Perché l’ultimo quindicennio ha visto appunto orizzonti molto diversi nei vari settori della Pa. Sotto il ritmo medio di aumenti, e sotto anche all’inflazione, sono rimaste le buste paga medie in sanità, che con il loro +17,6% hanno vissuto uno fra gli andamenti più lenti di tutta la Pa (solo l’Alta formazione artistica e musicale registra cifre più modeste). Quasi analoga è la condizione di Regioni ed enti locali (+17,9%, ma non dove c’è lo Statuto speciale perché lì si arriva a un +24,4%) e dell’istruzione (+18,2% il personale tecnico dell’università; +18,4% la scuola). La storia è stata invece diversa a Palazzo Chigi, dove i 66.348 euro medi indicano un aumento del 67,5% rispetto al 2005, e negli enti pubblici non economici, con il loro robusto +46,3%. Particolare il quadro offerto dalle Authority, che non solo hanno corso (+39%) ma hanno anche privilegiato la sicurezza del tabellare (+68,9%) alle incognite dei trattamenti accessori (-29%). Una spinta a cambiare la rotta arriva ora dagli 1,3 miliardi per interventi settoriali che l’ultima manovra ha aggiunto ai 6,8 miliardi (3,9 per la Pa centrale) destinati ai rinnovi dei contratti, e che si concentrano sulle indennità per medici e infermieri. Ma la strada è lunga.

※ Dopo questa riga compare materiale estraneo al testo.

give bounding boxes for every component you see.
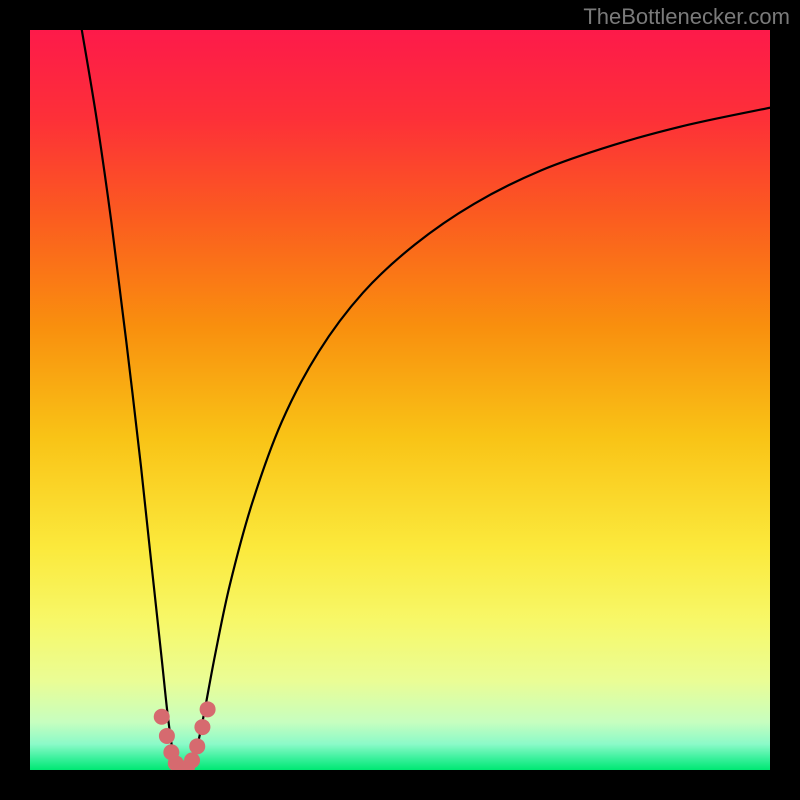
bottom-marker [194,719,210,735]
bottom-marker [184,752,200,768]
watermark-text: TheBottlenecker.com [583,4,790,30]
bottom-marker [200,701,216,717]
bottom-marker [189,738,205,754]
bottleneck-curve [82,30,770,770]
chart-svg [30,30,770,770]
bottom-marker [159,728,175,744]
plot-area [30,30,770,770]
bottom-marker [154,709,170,725]
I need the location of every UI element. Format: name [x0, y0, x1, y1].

Come tutte le medie, anche queste sono il frutto di molti fattori, fra i quali non vanno trascurate le dinamiche occupazionali dei comparti. Perché anche negli anni della crisi finanziaria la sanità (ma non nelle tante Regioni sottoposte ai piani di rientro) ha seguito regole di turn over un po’ meno draconiane rispetto ad altri settori, e fra 2005 e 2018 ha perso “solo” il 5% dei propri organici contro il -24,4% degli enti territoriali, il -25,9% dei ministeri e il -34,4% degli enti pubblici non economici. Qualche nuovo ingresso in più contribuisce naturalmente a tenere più bassa la retribuzione media, che nella Pa si alimenta in genere di anzianità più che di valutazioni sulla produttività individuale e collettiva.

Ma proprio quest’ultimo aspetto determina un’altra diseguaglianza, interna ai comparti e quindi non rilevabile con i dati sugli stipendi medi. Anche qui la sintesi cruda aiuta. Si tratta di una discriminazione di fatto a danno dei più giovani. Che negli anni dei vincoli rigidi al turn over spesso non sono riusciti a entrare nella Pa, e anche quando ce l’hanno fatta si sono dovuti accontentare di prospettive congelate dal blocco di contratti e stipendi individuali: un altro fattore di cui l’attuazione del Patto dovrà tener conto se non vorrà limitarsi a un rinnovamento di facciata che può garantire la pace sociale ma non la rinascita della Pa.